Tim Peters tim.one@comcast.net
Sun, 01 Sep 2002 19:40:38 -0400


[Delaney, Timothy]
> Speaking of which, I had a thought this morning (in the shower of
> course ;) about a slightly more intelligent tokeniser.

"Intelligence" isn't necessarily helpful with a statistical scheme, and
always makes it harder to adapt to other languages.

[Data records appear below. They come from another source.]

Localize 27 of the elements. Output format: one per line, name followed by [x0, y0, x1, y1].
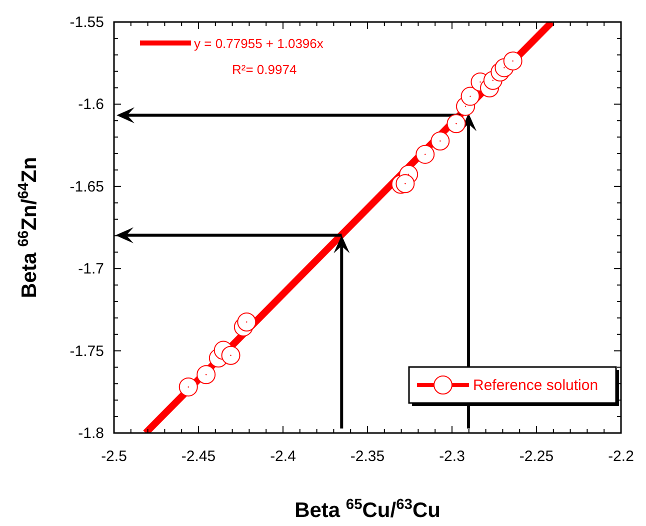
x-tick-label: -2.35 [350, 448, 385, 465]
y-tick-label: -1.75 [70, 342, 104, 360]
x-tick-label: -2.3 [439, 448, 465, 465]
y-tick-label: -1.8 [78, 425, 104, 442]
x-tick-label: -2.25 [519, 448, 554, 465]
point [221, 346, 240, 365]
y-tick-label: -1.7 [78, 260, 104, 278]
legend-label: Reference solution [473, 377, 598, 394]
y-tick-label: -1.65 [70, 178, 104, 196]
x-tick-label: -2.45 [181, 448, 216, 465]
point [460, 86, 480, 106]
x-tick-label: -2.5 [101, 448, 127, 465]
point [416, 144, 435, 164]
y-tick-label: -1.6 [78, 96, 104, 114]
point [196, 365, 216, 384]
point [178, 377, 198, 396]
y-tick-label: -1.55 [70, 14, 104, 31]
point [446, 114, 466, 134]
point [237, 312, 256, 332]
point [430, 132, 450, 151]
x-axis-title: Beta $^{65}$Cu/$^{63}$Cu [294, 497, 440, 522]
x-tick-label: -2.4 [270, 448, 296, 465]
point [396, 174, 415, 194]
annotation: R²= 0.9974 [232, 62, 297, 77]
annotation: y = 0.77955 + 1.0396x [194, 36, 324, 51]
x-tick-label: -2.2 [608, 448, 634, 465]
point [503, 51, 522, 70]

> Split on whitespace, then runs of punctuation at the end of "words" are
> split off as a separate word.

For example <wink>, "free!!" never appears in a ham msg in my corpora, but
appears often in the spam samples.  OTOH, plain "free" is a weak spam
indicator on c.l.py, given the frequent supposedly on-topic arguments about
free beer versus free speech, etc.

>     a.b.c -> 'a.b.c' (main use: keeps file extensions with filenames)
>
>     A phrase. -> 'A', 'phrase', '.'
>
>     WTF??? -> 'WTF', '???'
>
>     >>> import module -> '>>>', 'import', 'module'

The first and last are the same as just splitting on whitespace.  The
2nd-last may lose the distinction between WTF??? and a solicitation to join
the World Trade Federation <wink>; WTF isn't likely to make it into a list
of smoking guns regardless.  Hard to guess about the 2nd.  The database
isn't large enough to worry about reducing its size, btw -- the only
gimmicks I care about are those that increase accuracy.

> Might this be useful? No code of course ;)

It takes about an hour to run and evaluate tests for one change.  If you
want to motivate me to try, supply a patch against timtest.py (in the
sandbox), else I've already got far more ideas than time to test them
properly.  Anyone else want to test this one?